Here is a comprehensive introduction to Zen Buddhism for those who don't know how or where to begin, nor what to expect once they have started practicing. It includes the fundamentals of meditation practice (posture, technique, clothing), descriptions of the basic teachings and major texts, the teacher-student relationship, and what you will find when you visit a zendo, plus a history of Zen from the founding of Buddhism to its major schools in the West. In addition to answering the most frequently asked questions, it offers a listing of American Zen centers and resources, an annotated bibliography, and a glossary.
Jean Smith's enormously practical approach ensures that The Beginner's Guide to Zen Buddhism will become the book teachers and students alike will recommend.
Smith, author of several anthologies of Buddhist writings, sets out in her latest work to equip the curious beginner with the basics needed to practice Zen. She successfully anticipates a novice's questions and problems by including sections not only on how to meditate but on what to expect and how to behave when visiting a Zen practice center. This book has the potential to bring Zen to a wider audience; Smith excels at providing simple, clear explanations and packs a parcel of basic information into a small book.
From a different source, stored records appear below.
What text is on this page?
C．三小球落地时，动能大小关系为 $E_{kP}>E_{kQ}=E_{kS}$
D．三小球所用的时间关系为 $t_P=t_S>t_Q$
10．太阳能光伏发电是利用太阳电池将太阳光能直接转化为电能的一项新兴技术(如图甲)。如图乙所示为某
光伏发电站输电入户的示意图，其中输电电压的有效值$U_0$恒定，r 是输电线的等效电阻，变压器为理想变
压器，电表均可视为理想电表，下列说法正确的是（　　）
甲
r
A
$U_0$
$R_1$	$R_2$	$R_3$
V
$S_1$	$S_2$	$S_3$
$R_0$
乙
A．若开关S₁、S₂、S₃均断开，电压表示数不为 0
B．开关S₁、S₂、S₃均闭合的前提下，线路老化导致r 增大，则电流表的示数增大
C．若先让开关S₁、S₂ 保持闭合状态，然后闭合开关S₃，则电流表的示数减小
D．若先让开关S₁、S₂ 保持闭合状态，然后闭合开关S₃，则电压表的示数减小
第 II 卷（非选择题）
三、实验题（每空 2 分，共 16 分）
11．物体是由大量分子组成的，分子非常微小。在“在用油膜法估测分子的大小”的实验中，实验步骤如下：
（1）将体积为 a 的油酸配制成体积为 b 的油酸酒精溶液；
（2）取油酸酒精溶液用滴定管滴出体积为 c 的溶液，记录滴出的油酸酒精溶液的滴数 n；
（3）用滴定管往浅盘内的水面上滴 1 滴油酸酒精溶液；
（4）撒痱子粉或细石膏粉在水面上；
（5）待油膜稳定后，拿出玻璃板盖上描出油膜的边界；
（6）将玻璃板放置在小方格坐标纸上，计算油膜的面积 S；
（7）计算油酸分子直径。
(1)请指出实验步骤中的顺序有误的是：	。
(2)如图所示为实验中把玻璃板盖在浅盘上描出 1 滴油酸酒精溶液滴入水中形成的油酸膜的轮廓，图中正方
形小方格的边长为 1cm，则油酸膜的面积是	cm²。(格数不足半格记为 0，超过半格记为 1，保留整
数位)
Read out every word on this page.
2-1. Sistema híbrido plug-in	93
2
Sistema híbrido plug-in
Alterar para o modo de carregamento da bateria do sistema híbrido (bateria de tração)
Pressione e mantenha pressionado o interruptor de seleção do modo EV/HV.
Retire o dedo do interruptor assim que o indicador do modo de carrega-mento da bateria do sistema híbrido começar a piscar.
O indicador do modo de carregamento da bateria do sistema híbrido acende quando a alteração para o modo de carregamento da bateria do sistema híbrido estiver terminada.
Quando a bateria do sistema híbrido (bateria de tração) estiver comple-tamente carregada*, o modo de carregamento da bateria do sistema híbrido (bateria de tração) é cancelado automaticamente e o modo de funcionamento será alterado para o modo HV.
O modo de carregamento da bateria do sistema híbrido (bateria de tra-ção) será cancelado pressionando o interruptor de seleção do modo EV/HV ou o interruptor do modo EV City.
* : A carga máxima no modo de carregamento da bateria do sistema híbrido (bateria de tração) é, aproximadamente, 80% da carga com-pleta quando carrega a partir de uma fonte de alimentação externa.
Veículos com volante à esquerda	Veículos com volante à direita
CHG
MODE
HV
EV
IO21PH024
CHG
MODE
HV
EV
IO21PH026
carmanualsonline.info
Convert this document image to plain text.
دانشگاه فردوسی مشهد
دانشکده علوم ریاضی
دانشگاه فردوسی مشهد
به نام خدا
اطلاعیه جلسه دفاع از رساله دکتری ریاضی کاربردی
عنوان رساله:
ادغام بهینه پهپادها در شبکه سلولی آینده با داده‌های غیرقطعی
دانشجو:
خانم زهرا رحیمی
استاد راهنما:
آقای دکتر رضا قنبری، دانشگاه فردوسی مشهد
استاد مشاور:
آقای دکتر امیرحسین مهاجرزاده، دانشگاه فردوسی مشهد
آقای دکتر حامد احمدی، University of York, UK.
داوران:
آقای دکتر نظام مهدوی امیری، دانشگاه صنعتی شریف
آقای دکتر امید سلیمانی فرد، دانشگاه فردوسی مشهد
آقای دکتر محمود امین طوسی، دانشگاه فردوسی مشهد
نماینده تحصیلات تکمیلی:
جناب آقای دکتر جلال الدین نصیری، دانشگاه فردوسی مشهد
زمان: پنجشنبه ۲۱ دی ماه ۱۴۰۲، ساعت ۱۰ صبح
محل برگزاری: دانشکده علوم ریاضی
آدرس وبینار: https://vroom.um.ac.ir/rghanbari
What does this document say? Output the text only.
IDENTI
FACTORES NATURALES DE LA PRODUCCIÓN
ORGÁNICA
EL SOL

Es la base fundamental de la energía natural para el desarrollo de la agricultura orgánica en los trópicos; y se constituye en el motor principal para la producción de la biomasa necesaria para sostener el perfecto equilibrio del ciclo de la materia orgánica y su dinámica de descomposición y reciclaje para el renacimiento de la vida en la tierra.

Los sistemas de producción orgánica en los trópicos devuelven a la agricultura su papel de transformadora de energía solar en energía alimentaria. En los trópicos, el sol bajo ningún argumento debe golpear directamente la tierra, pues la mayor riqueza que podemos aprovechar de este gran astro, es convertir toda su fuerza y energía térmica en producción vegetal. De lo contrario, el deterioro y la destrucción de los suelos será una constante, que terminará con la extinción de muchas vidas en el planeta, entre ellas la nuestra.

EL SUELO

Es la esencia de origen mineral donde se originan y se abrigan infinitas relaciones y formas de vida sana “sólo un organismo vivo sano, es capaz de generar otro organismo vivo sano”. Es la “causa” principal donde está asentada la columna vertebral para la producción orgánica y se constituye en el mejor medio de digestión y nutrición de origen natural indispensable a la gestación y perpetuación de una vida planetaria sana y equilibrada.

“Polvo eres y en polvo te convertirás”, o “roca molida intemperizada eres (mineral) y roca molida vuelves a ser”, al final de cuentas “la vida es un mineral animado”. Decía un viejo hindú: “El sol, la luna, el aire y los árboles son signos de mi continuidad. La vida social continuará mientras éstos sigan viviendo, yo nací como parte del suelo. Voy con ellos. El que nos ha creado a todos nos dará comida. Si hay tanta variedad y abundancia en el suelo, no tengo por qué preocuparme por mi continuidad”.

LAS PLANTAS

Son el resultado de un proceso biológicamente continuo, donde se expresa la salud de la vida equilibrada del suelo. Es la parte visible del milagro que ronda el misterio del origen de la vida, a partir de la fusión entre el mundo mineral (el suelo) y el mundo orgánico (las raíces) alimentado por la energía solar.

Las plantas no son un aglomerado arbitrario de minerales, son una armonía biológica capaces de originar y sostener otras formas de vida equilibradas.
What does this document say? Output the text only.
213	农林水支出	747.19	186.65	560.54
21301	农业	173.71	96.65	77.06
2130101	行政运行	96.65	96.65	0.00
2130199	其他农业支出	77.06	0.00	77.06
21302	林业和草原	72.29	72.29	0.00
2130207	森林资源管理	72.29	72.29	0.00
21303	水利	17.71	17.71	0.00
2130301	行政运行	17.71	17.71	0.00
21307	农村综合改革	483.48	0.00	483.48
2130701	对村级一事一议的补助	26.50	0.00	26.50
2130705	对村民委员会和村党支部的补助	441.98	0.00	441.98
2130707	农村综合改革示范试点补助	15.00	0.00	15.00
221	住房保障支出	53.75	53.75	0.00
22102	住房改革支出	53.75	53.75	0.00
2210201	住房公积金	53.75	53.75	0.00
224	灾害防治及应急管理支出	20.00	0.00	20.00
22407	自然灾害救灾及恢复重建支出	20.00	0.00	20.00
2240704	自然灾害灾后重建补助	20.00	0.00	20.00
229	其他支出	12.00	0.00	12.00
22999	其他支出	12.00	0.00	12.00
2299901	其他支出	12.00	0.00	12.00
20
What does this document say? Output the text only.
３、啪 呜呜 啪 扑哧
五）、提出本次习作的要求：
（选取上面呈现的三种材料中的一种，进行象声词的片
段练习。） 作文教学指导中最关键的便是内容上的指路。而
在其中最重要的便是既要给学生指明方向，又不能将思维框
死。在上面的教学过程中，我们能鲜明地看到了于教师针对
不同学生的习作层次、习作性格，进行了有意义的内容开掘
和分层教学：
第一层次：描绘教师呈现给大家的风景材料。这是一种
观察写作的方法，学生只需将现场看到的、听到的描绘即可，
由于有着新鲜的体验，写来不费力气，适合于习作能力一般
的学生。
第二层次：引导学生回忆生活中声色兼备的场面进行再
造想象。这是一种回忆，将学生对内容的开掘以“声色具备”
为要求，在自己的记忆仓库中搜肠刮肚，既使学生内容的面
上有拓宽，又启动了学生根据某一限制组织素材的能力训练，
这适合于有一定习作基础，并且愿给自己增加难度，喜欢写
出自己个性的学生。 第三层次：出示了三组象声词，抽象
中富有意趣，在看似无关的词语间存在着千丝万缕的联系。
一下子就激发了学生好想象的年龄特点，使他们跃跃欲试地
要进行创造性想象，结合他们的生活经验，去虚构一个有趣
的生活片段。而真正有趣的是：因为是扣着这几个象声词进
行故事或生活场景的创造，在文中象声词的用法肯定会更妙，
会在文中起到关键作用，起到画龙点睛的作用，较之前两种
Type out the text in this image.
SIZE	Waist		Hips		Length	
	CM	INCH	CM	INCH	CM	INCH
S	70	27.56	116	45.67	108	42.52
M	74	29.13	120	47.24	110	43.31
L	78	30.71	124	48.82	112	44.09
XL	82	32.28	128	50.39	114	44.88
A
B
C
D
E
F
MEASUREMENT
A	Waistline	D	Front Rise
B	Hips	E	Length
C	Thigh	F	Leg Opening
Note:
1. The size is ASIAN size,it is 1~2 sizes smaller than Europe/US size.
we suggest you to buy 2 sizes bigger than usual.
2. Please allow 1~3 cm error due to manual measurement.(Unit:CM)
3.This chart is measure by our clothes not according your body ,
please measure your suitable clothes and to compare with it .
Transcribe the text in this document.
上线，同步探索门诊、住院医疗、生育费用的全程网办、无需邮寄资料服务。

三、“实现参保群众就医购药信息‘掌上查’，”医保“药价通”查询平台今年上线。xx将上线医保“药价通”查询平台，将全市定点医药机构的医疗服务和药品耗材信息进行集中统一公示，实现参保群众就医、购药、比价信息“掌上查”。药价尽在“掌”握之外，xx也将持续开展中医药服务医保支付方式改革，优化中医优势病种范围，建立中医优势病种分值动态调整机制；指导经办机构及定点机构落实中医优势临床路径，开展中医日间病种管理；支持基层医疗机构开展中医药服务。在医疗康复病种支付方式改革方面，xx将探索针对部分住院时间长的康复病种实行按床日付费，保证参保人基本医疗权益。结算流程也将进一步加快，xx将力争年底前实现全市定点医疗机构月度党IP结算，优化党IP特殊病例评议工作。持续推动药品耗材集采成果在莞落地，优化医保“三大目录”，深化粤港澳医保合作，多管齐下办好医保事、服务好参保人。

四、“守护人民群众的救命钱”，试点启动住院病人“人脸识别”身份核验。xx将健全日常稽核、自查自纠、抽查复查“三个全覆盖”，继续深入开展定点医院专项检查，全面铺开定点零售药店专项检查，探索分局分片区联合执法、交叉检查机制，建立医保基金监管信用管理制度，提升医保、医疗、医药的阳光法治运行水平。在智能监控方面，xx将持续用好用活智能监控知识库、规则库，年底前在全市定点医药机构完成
However, this work also epitomizes some of the problems attending Zen's recent popularity in America. Smith shies away from calling Zen a religion, sugarcoating the more religious aspects of Zen practice, such as making offerings or paying respect to one's teacher, in an effort to make them palatable to the Zen consumer. She eschews literal translations of Buddhist verses for liberal ones and skims over the differences between Zen and other Buddhist traditions, leaving readers with a Zen whose complexities and contradictions have been neatly rationalized. One hopes that readers will not be disappointed by the actual practice of Zen communities after digesting the idealized portrait presented here. The book's strong point is its popularization of Zen, but here popularization flirts with oversimplification.